Checking the NCA journals the landscape is a little more encouraging. The Quarterly Journal of Speech includes a review essay [six books] and five reviews in the latest issue; the previous issues this year include one review, and a review essay [three books] and three reviews. Text & Performance Quarterly ran five reviews in 2011 and seven so far in 2012. There is also the Taylor & Francis online journal, Communication Booknotes Quarterly, that Chris Sterling has been editing for years, that runs numerous short notes on books in mass communication, telecommunication and the information industry.
I am also writing as the editor of the International Journal of Communication, an online-only journal that Manuel Castells and I launched six years ago. Among our goals in starting the journal was to demonstrate the viability of an online-only journal to achieve the highest standards of peer review publication, and I believe that this goal has been achieved. We were accepted for ISI indexing in our fifth year, which seems to be something of a record; we are receiving as many submissions as the Journal of Communication; and we have the sort of low acceptance [meaning high rejection] rate that elite journals, like elite universities like to boast.
The goal we have not been able to achieve to my satisfaction, however, is to be able to publish a very large number of book reviews. We do publish more than a few – last year’s volume included 34 reviews, some of which were review essays. But we’ve not matched the record of the Journal of Communication from 1992. If anyone is interested in reviewing books for IJoC, please contact me…

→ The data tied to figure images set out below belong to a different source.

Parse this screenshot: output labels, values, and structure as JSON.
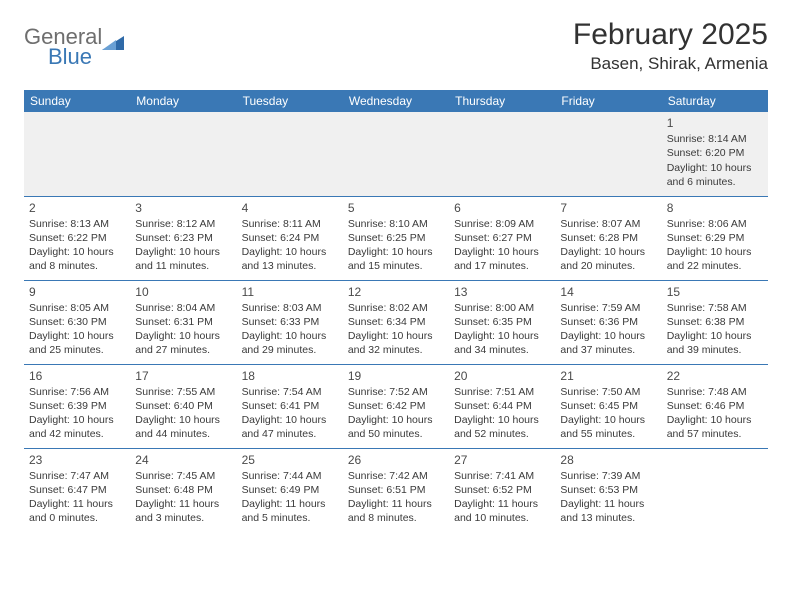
{
  "logo": {
    "word1": "General",
    "word2": "Blue"
  },
  "title": "February 2025",
  "location": "Basen, Shirak, Armenia",
  "header_bg": "#3a78b5",
  "header_fg": "#ffffff",
  "border_color": "#3a78b5",
  "alt_row_bg": "#f0f0f0",
  "day_headers": [
    "Sunday",
    "Monday",
    "Tuesday",
    "Wednesday",
    "Thursday",
    "Friday",
    "Saturday"
  ],
  "weeks": [
    [
      null,
      null,
      null,
      null,
      null,
      null,
      {
        "n": "1",
        "sr": "Sunrise: 8:14 AM",
        "ss": "Sunset: 6:20 PM",
        "d1": "Daylight: 10 hours",
        "d2": "and 6 minutes."
      }
    ],
    [
      {
        "n": "2",
        "sr": "Sunrise: 8:13 AM",
        "ss": "Sunset: 6:22 PM",
        "d1": "Daylight: 10 hours",
        "d2": "and 8 minutes."
      },
      {
        "n": "3",
        "sr": "Sunrise: 8:12 AM",
        "ss": "Sunset: 6:23 PM",
        "d1": "Daylight: 10 hours",
        "d2": "and 11 minutes."
      },
      {
        "n": "4",
        "sr": "Sunrise: 8:11 AM",
        "ss": "Sunset: 6:24 PM",
        "d1": "Daylight: 10 hours",
        "d2": "and 13 minutes."
      },
      {
        "n": "5",
        "sr": "Sunrise: 8:10 AM",
        "ss": "Sunset: 6:25 PM",
        "d1": "Daylight: 10 hours",
        "d2": "and 15 minutes."
      },
      {
        "n": "6",
        "sr": "Sunrise: 8:09 AM",
        "ss": "Sunset: 6:27 PM",
        "d1": "Daylight: 10 hours",
        "d2": "and 17 minutes."
      },
      {
        "n": "7",
        "sr": "Sunrise: 8:07 AM",
        "ss": "Sunset: 6:28 PM",
        "d1": "Daylight: 10 hours",
        "d2": "and 20 minutes."
      },
      {
        "n": "8",
        "sr": "Sunrise: 8:06 AM",
        "ss": "Sunset: 6:29 PM",
        "d1": "Daylight: 10 hours",
        "d2": "and 22 minutes."
      }
    ],
    [
      {
        "n": "9",
        "sr": "Sunrise: 8:05 AM",
        "ss": "Sunset: 6:30 PM",
        "d1": "Daylight: 10 hours",
        "d2": "and 25 minutes."
      },
      {
        "n": "10",
        "sr": "Sunrise: 8:04 AM",
        "ss": "Sunset: 6:31 PM",
        "d1": "Daylight: 10 hours",
        "d2": "and 27 minutes."
      },
      {
        "n": "11",
        "sr": "Sunrise: 8:03 AM",
        "ss": "Sunset: 6:33 PM",
        "d1": "Daylight: 10 hours",
        "d2": "and 29 minutes."
      },
      {
        "n": "12",
        "sr": "Sunrise: 8:02 AM",
        "ss": "Sunset: 6:34 PM",
        "d1": "Daylight: 10 hours",
        "d2": "and 32 minutes."
      },
      {
        "n": "13",
        "sr": "Sunrise: 8:00 AM",
        "ss": "Sunset: 6:35 PM",
        "d1": "Daylight: 10 hours",
        "d2": "and 34 minutes."
      },
      {
        "n": "14",
        "sr": "Sunrise: 7:59 AM",
        "ss": "Sunset: 6:36 PM",
        "d1": "Daylight: 10 hours",
        "d2": "and 37 minutes."
      },
      {
        "n": "15",
        "sr": "Sunrise: 7:58 AM",
        "ss": "Sunset: 6:38 PM",
        "d1": "Daylight: 10 hours",
        "d2": "and 39 minutes."
      }
    ],
    [
      {
        "n": "16",
        "sr": "Sunrise: 7:56 AM",
        "ss": "Sunset: 6:39 PM",
        "d1": "Daylight: 10 hours",
        "d2": "and 42 minutes."
      },
      {
        "n": "17",
        "sr": "Sunrise: 7:55 AM",
        "ss": "Sunset: 6:40 PM",
        "d1": "Daylight: 10 hours",
        "d2": "and 44 minutes."
      },
      {
        "n": "18",
        "sr": "Sunrise: 7:54 AM",
        "ss": "Sunset: 6:41 PM",
        "d1": "Daylight: 10 hours",
        "d2": "and 47 minutes."
      },
      {
        "n": "19",
        "sr": "Sunrise: 7:52 AM",
        "ss": "Sunset: 6:42 PM",
        "d1": "Daylight: 10 hours",
        "d2": "and 50 minutes."
      },
      {
        "n": "20",
        "sr": "Sunrise: 7:51 AM",
        "ss": "Sunset: 6:44 PM",
        "d1": "Daylight: 10 hours",
        "d2": "and 52 minutes."
      },
      {
        "n": "21",
        "sr": "Sunrise: 7:50 AM",
        "ss": "Sunset: 6:45 PM",
        "d1": "Daylight: 10 hours",
        "d2": "and 55 minutes."
      },
      {
        "n": "22",
        "sr": "Sunrise: 7:48 AM",
        "ss": "Sunset: 6:46 PM",
        "d1": "Daylight: 10 hours",
        "d2": "and 57 minutes."
      }
    ],
    [
      {
        "n": "23",
        "sr": "Sunrise: 7:47 AM",
        "ss": "Sunset: 6:47 PM",
        "d1": "Daylight: 11 hours",
        "d2": "and 0 minutes."
      },
      {
        "n": "24",
        "sr": "Sunrise: 7:45 AM",
        "ss": "Sunset: 6:48 PM",
        "d1": "Daylight: 11 hours",
        "d2": "and 3 minutes."
      },
      {
        "n": "25",
        "sr": "Sunrise: 7:44 AM",
        "ss": "Sunset: 6:49 PM",
        "d1": "Daylight: 11 hours",
        "d2": "and 5 minutes."
      },
      {
        "n": "26",
        "sr": "Sunrise: 7:42 AM",
        "ss": "Sunset: 6:51 PM",
        "d1": "Daylight: 11 hours",
        "d2": "and 8 minutes."
      },
      {
        "n": "27",
        "sr": "Sunrise: 7:41 AM",
        "ss": "Sunset: 6:52 PM",
        "d1": "Daylight: 11 hours",
        "d2": "and 10 minutes."
      },
      {
        "n": "28",
        "sr": "Sunrise: 7:39 AM",
        "ss": "Sunset: 6:53 PM",
        "d1": "Daylight: 11 hours",
        "d2": "and 13 minutes."
      },
      null
    ]
  ]
}
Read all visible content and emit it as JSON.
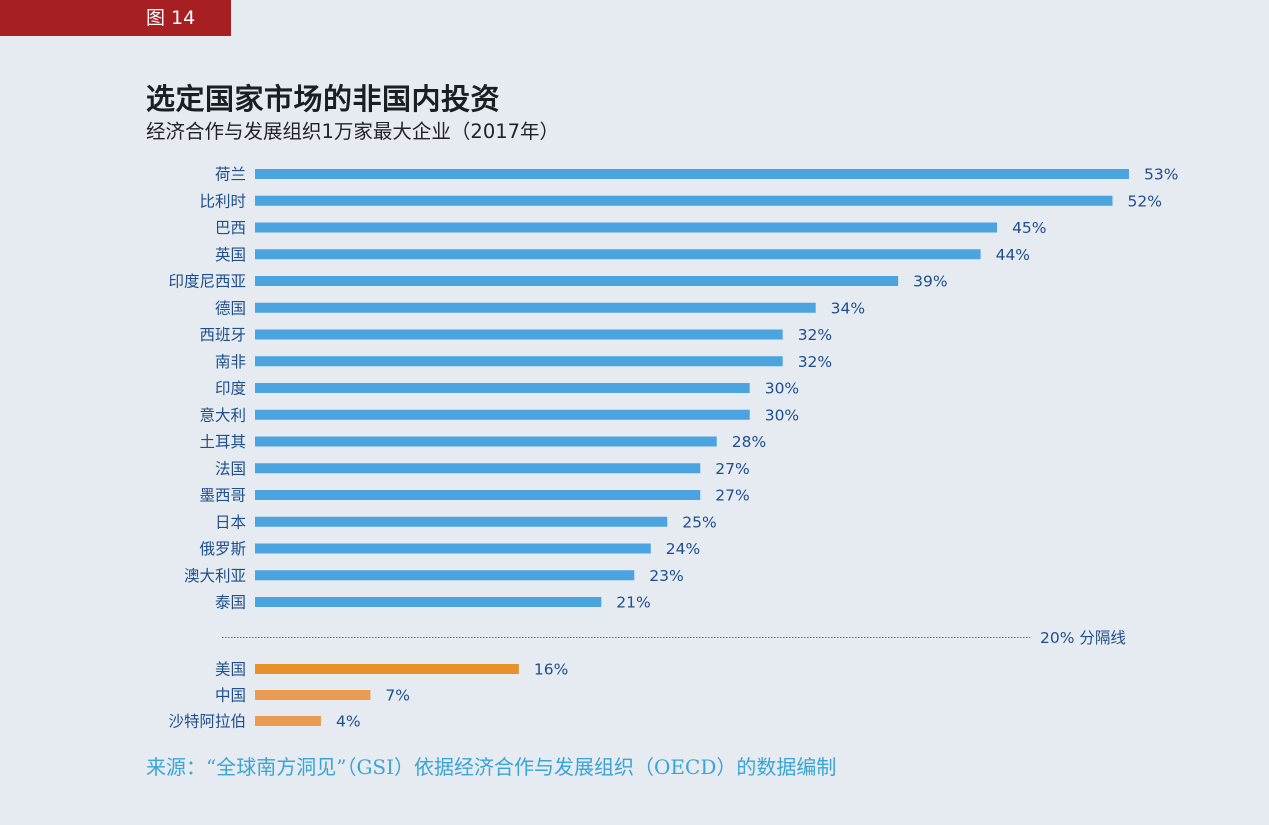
{
  "figure_tag": "图 14",
  "colors": {
    "tag_bg": "#a81f23",
    "bar_blue": "#4ba3e0",
    "bar_orange_dark": "#e8902a",
    "bar_orange_light": "#eb9b52",
    "label_text": "#1f4e8c",
    "source_text": "#3aa4d4",
    "divider": "#3f6fb8"
  },
  "chart_data": {
    "type": "bar",
    "orientation": "horizontal",
    "title": "选定国家市场的非国内投资",
    "subtitle": "经济合作与发展组织1万家最大企业（2017年）",
    "categories": [
      "荷兰",
      "比利时",
      "巴西",
      "英国",
      "印度尼西亚",
      "德国",
      "西班牙",
      "南非",
      "印度",
      "意大利",
      "土耳其",
      "法国",
      "墨西哥",
      "日本",
      "俄罗斯",
      "澳大利亚",
      "泰国",
      "美国",
      "中国",
      "沙特阿拉伯"
    ],
    "values": [
      53,
      52,
      45,
      44,
      39,
      34,
      32,
      32,
      30,
      30,
      28,
      27,
      27,
      25,
      24,
      23,
      21,
      16,
      7,
      4
    ],
    "value_labels": [
      "53%",
      "52%",
      "45%",
      "44%",
      "39%",
      "34%",
      "32%",
      "32%",
      "30%",
      "30%",
      "28%",
      "27%",
      "27%",
      "25%",
      "24%",
      "23%",
      "21%",
      "16%",
      "7%",
      "4%"
    ],
    "group": [
      "above",
      "above",
      "above",
      "above",
      "above",
      "above",
      "above",
      "above",
      "above",
      "above",
      "above",
      "above",
      "above",
      "above",
      "above",
      "above",
      "above",
      "below",
      "below",
      "below"
    ],
    "reference_line": {
      "value": 20,
      "label": "20% 分隔线"
    },
    "xlim": [
      0,
      53
    ],
    "grid": false
  },
  "source": "来源：“全球南方洞见”（GSI）依据经济合作与发展组织（OECD）的数据编制"
}
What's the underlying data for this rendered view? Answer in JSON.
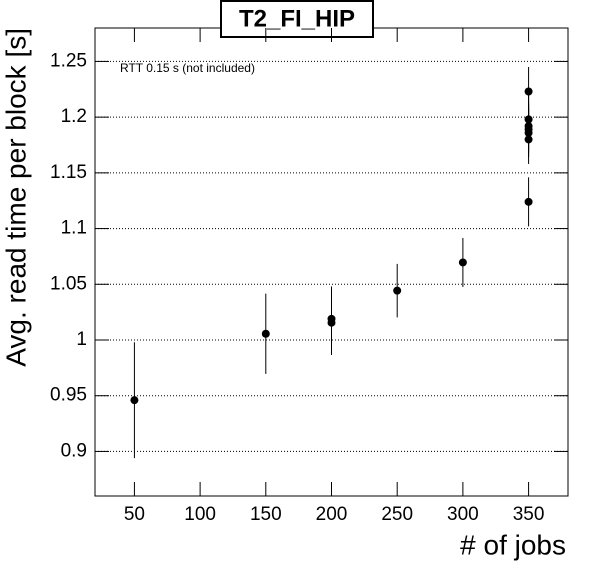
{
  "chart_data": {
    "type": "scatter",
    "title": "T2_FI_HIP",
    "annotation": "RTT 0.15 s (not included)",
    "x_label": "# of jobs",
    "y_label": "Avg. read time per block [s]",
    "x": [
      50,
      150,
      200,
      200,
      250,
      300,
      350,
      350,
      350,
      350,
      350,
      350,
      350
    ],
    "series": [
      {
        "color": "#000000",
        "values": [
          0.946,
          1.0056,
          1.019,
          1.0155,
          1.0443,
          1.0696,
          1.223,
          1.198,
          1.192,
          1.189,
          1.186,
          1.18,
          1.124
        ],
        "errors": [
          0.052,
          0.036,
          0.029,
          0.029,
          0.024,
          0.022,
          0.022,
          0.022,
          0.022,
          0.022,
          0.022,
          0.022,
          0.022
        ]
      }
    ],
    "xlim": [
      20,
      380
    ],
    "ylim": [
      0.86,
      1.28
    ],
    "xticks": [
      50,
      100,
      150,
      200,
      250,
      300,
      350
    ],
    "yticks": [
      0.9,
      0.95,
      1,
      1.05,
      1.1,
      1.15,
      1.2,
      1.25
    ],
    "grid": true
  }
}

And, it’s more than the numbers, it is also the reviewers. When I look back over the reviews in the Journal of Communication in 1992 I see many old friends – some senior scholars at the time, some not-so senior scholars then, who now are. To be blunt, it was the case then that communication scholars at all career stages saw book reviewing as one of the things they did as members of the community. Today, truth be told, most of the reviews in my journal – and this is not unusual – are written by doctoral students and some junior scholars, despite their concern that this “won’t count” where it matters. And, of course, the Citation and Impact formulas do not include book reviews. But senior scholars, whose careers are established, who are no longer being reviewed for tenure or promotion, can not claim that they are reluctant to review books because they “don’t count.”
Some more data. The field of sociology includes the journal Contemporary Sociology that is largely a book review journal. The current issue contains eight review essays, 35 individual reviews and 20 brief reviews. And this journal appears six times a year.
What I see here is a failure of communal responsibility. For many of us, books are the primary forum in which we write, in which we encourage our students to write, and which we turn to for illumination and intellectual enrichment. But we do not – as a community, obviously there are notable individual exceptions – take on the obligation to support, recognize and maintain the viability of this arena of scholarship. As it stands now, while each of us hopes for reviews of our own books – enthusiastic raves, of course, but really, any serious attention to and engagement with the work we have spent years researching and writing – very few of us are willing to invest our own time in doing onto others what we wish they will do onto us. This is shameful.